Release of detained OEM products
Outbound shipments of OEM products may also be detained by local customs authorities in China. There is a visible trend demonstrating that goods are manufactured for export by a Chinese manufacturer based on a foreign registered trademark. While the foreign trademark right is identical or similar to a registered Chinese trademark recorded with the Chinese Customs, the Chinese courts will determine the OEM to be a non-infringing act.
The courts have held that the main function of a trademark is to distinguish the source of goods and services, and a trademark functions only when the goods enter the Chinese market. Accordingly, if goods manufactured with a foreign trademark are for export only and are not to be sold in China, there will be no resulting confusion in the Chinese marketplace. Thus, OEM manufacturing would not jeopardise the interests of the registrant of a Chinese trademark. In the meantime, the buyer of the OEM products must make an effort to monitor its own supply chain as well as the Chinese market, to ensure that the shipped OEM goods never appear in China for the purposes of sale through any channel.
To file an OEM claim, the consignor or exporter must submit a full set of documents evidencing the nature of the OEM detained goods.
Collaboration with Customs on criminal cases
The quantity of infringing goods shipped outbound is large, and it is possible that a Customs detained case will develop into a criminal case.
According to Article 26 of the regulations, on discovering any suspected criminal offence in providing IP rights protection, Customs will transfer the case to the police.

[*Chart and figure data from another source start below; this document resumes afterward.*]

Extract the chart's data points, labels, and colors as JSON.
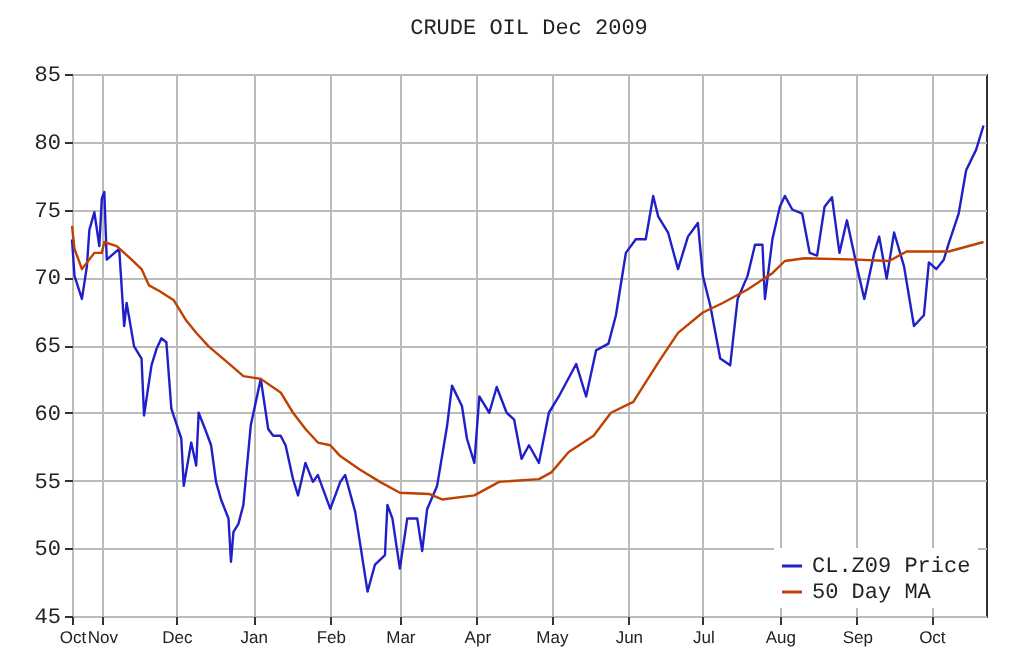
{
  "chart_data": {
    "type": "line",
    "title": "CRUDE OIL Dec 2009",
    "xlim": [
      "2008-10-20",
      "2009-10-23"
    ],
    "xticks": [
      {
        "value": "2008-10-20",
        "label": "Oct"
      },
      {
        "value": "2008-11-01",
        "label": "Nov"
      },
      {
        "value": "2008-12-01",
        "label": "Dec"
      },
      {
        "value": "2009-01-01",
        "label": "Jan"
      },
      {
        "value": "2009-02-01",
        "label": "Feb"
      },
      {
        "value": "2009-03-01",
        "label": "Mar"
      },
      {
        "value": "2009-04-01",
        "label": "Apr"
      },
      {
        "value": "2009-05-01",
        "label": "May"
      },
      {
        "value": "2009-06-01",
        "label": "Jun"
      },
      {
        "value": "2009-07-01",
        "label": "Jul"
      },
      {
        "value": "2009-08-01",
        "label": "Aug"
      },
      {
        "value": "2009-09-01",
        "label": "Sep"
      },
      {
        "value": "2009-10-01",
        "label": "Oct"
      }
    ],
    "ylim": [
      45,
      85
    ],
    "yticks": [
      45,
      50,
      55,
      60,
      65,
      70,
      75,
      80,
      85
    ],
    "grid": true,
    "legend": "bottom right",
    "series": [
      {
        "name": "CL.Z09 Price",
        "color": "#2020c8",
        "x": [
          "2008-10-20",
          "2008-10-21",
          "2008-10-24",
          "2008-10-26",
          "2008-10-27",
          "2008-10-29",
          "2008-10-31",
          "2008-11-01",
          "2008-11-02",
          "2008-11-03",
          "2008-11-08",
          "2008-11-10",
          "2008-11-11",
          "2008-11-14",
          "2008-11-17",
          "2008-11-18",
          "2008-11-21",
          "2008-11-23",
          "2008-11-25",
          "2008-11-27",
          "2008-11-29",
          "2008-12-03",
          "2008-12-04",
          "2008-12-07",
          "2008-12-09",
          "2008-12-10",
          "2008-12-13",
          "2008-12-15",
          "2008-12-17",
          "2008-12-19",
          "2008-12-22",
          "2008-12-23",
          "2008-12-24",
          "2008-12-26",
          "2008-12-28",
          "2008-12-31",
          "2009-01-04",
          "2009-01-07",
          "2009-01-09",
          "2009-01-12",
          "2009-01-14",
          "2009-01-17",
          "2009-01-19",
          "2009-01-22",
          "2009-01-25",
          "2009-01-27",
          "2009-02-01",
          "2009-02-05",
          "2009-02-07",
          "2009-02-11",
          "2009-02-16",
          "2009-02-19",
          "2009-02-23",
          "2009-02-24",
          "2009-02-26",
          "2009-03-01",
          "2009-03-04",
          "2009-03-08",
          "2009-03-10",
          "2009-03-12",
          "2009-03-16",
          "2009-03-20",
          "2009-03-22",
          "2009-03-26",
          "2009-03-28",
          "2009-03-31",
          "2009-04-02",
          "2009-04-06",
          "2009-04-09",
          "2009-04-13",
          "2009-04-16",
          "2009-04-19",
          "2009-04-22",
          "2009-04-26",
          "2009-04-30",
          "2009-05-04",
          "2009-05-11",
          "2009-05-15",
          "2009-05-19",
          "2009-05-24",
          "2009-05-27",
          "2009-05-31",
          "2009-06-04",
          "2009-06-08",
          "2009-06-11",
          "2009-06-13",
          "2009-06-17",
          "2009-06-21",
          "2009-06-25",
          "2009-06-29",
          "2009-07-01",
          "2009-07-04",
          "2009-07-08",
          "2009-07-12",
          "2009-07-15",
          "2009-07-19",
          "2009-07-22",
          "2009-07-25",
          "2009-07-26",
          "2009-07-29",
          "2009-08-01",
          "2009-08-03",
          "2009-08-06",
          "2009-08-10",
          "2009-08-13",
          "2009-08-16",
          "2009-08-19",
          "2009-08-22",
          "2009-08-25",
          "2009-08-28",
          "2009-09-01",
          "2009-09-04",
          "2009-09-08",
          "2009-09-10",
          "2009-09-13",
          "2009-09-16",
          "2009-09-20",
          "2009-09-24",
          "2009-09-28",
          "2009-09-30",
          "2009-10-03",
          "2009-10-06",
          "2009-10-08",
          "2009-10-12",
          "2009-10-15",
          "2009-10-19",
          "2009-10-22"
        ],
        "values": [
          72.8,
          70.1,
          68.4,
          70.8,
          73.5,
          74.8,
          72.3,
          75.8,
          76.3,
          71.3,
          72.1,
          66.4,
          68.1,
          64.9,
          64.0,
          59.8,
          63.5,
          64.7,
          65.5,
          65.2,
          60.3,
          58.1,
          54.6,
          57.8,
          56.1,
          60.0,
          58.6,
          57.6,
          54.9,
          53.6,
          52.2,
          49.0,
          51.2,
          51.8,
          53.2,
          59.1,
          62.5,
          58.8,
          58.3,
          58.3,
          57.6,
          55.1,
          53.9,
          56.3,
          54.9,
          55.4,
          52.9,
          54.9,
          55.4,
          52.7,
          46.8,
          48.8,
          49.5,
          53.2,
          52.2,
          48.5,
          52.2,
          52.2,
          49.8,
          52.9,
          54.6,
          59.0,
          62.0,
          60.5,
          58.1,
          56.3,
          61.2,
          60.0,
          61.9,
          60.0,
          59.5,
          56.6,
          57.6,
          56.3,
          60.0,
          61.2,
          63.6,
          61.2,
          64.6,
          65.1,
          67.2,
          71.8,
          72.8,
          72.8,
          76.0,
          74.5,
          73.3,
          70.6,
          73.0,
          74.0,
          70.1,
          67.9,
          64.0,
          63.5,
          68.4,
          70.1,
          72.4,
          72.4,
          68.4,
          72.8,
          75.2,
          76.0,
          75.0,
          74.7,
          71.8,
          71.6,
          75.2,
          75.9,
          71.8,
          74.2,
          70.8,
          68.4,
          71.8,
          73.0,
          69.9,
          73.3,
          70.8,
          66.4,
          67.2,
          71.1,
          70.6,
          71.3,
          72.5,
          74.7,
          77.9,
          79.4,
          81.2
        ]
      },
      {
        "name": "50 Day MA",
        "color": "#c04000",
        "x": [
          "2008-10-20",
          "2008-10-21",
          "2008-10-24",
          "2008-10-29",
          "2008-11-01",
          "2008-11-02",
          "2008-11-07",
          "2008-11-13",
          "2008-11-17",
          "2008-11-20",
          "2008-11-24",
          "2008-11-30",
          "2008-12-05",
          "2008-12-09",
          "2008-12-14",
          "2008-12-23",
          "2008-12-28",
          "2009-01-04",
          "2009-01-12",
          "2009-01-17",
          "2009-01-22",
          "2009-01-27",
          "2009-02-01",
          "2009-02-05",
          "2009-02-13",
          "2009-02-21",
          "2009-03-01",
          "2009-03-13",
          "2009-03-18",
          "2009-03-31",
          "2009-04-10",
          "2009-04-26",
          "2009-05-01",
          "2009-05-08",
          "2009-05-18",
          "2009-05-25",
          "2009-06-03",
          "2009-06-13",
          "2009-06-21",
          "2009-07-01",
          "2009-07-09",
          "2009-07-19",
          "2009-07-29",
          "2009-08-03",
          "2009-08-11",
          "2009-09-01",
          "2009-09-14",
          "2009-09-21",
          "2009-10-08",
          "2009-10-22"
        ],
        "values": [
          73.8,
          72.1,
          70.6,
          71.8,
          71.8,
          72.6,
          72.3,
          71.3,
          70.6,
          69.4,
          69.0,
          68.3,
          66.8,
          65.9,
          64.9,
          63.5,
          62.7,
          62.5,
          61.5,
          60.0,
          58.8,
          57.8,
          57.6,
          56.8,
          55.8,
          54.9,
          54.1,
          54.0,
          53.6,
          53.9,
          54.9,
          55.1,
          55.6,
          57.1,
          58.3,
          60.0,
          60.8,
          63.7,
          65.9,
          67.4,
          68.1,
          69.1,
          70.3,
          71.2,
          71.4,
          71.3,
          71.2,
          71.9,
          71.9,
          72.6
        ]
      }
    ]
  }
}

Customs is not the right authority to initiate a criminal investigation. However, the basis of such criminal cases is that Customs detains the suspected infringing products and the rights holder promptly follows up with Customs (applying for further detention and paying bonds). Moreover, Customs is the first authority to collect and handle evidence relating to the subsequent criminal case. Therefore, working with Customs on criminal cases should not be overlooked by the rights holder as the victim in the case.
Support in court-related measures
With respect to ex officio action, after the rights holder confirms the infringement and pays the requisite bond, a consignee or consignor presents Customs with a written explanation and evidence as to why its goods have not infringed any IP rights. In such cases, the rights holder must apply for an injunction or property preservation order from the relevant People’s Court. If the application for the injunction or property preservation order is approved and the order is presented to Customs, Customs must assist in the execution of the order. If the application is denied, the detained goods will be released and the bond returned after the rights holder pays the related storage expenses.
With respect to passive protection, Customs is not permitted to engage in further investigation and the rights holder will have to file a lawsuit before the courts.
Considering that the rights holder has no direct access to detained products and relevant material and information, in court-related measures, support from Customs is important.
When discussing IP rights enforcement, infringement lawsuits and administrative and police raids will come up; while customs protection may not be considered as important. However, working with Chinese Customs is of great value for rights holders.
Undoubtedly, a thorough customs protection strategy and good customs protection action can significantly contribute to the efficient and cost-saving relief of infringement at an international level. The value and importance of customs protection in China should be taken seriously by rights holders globally.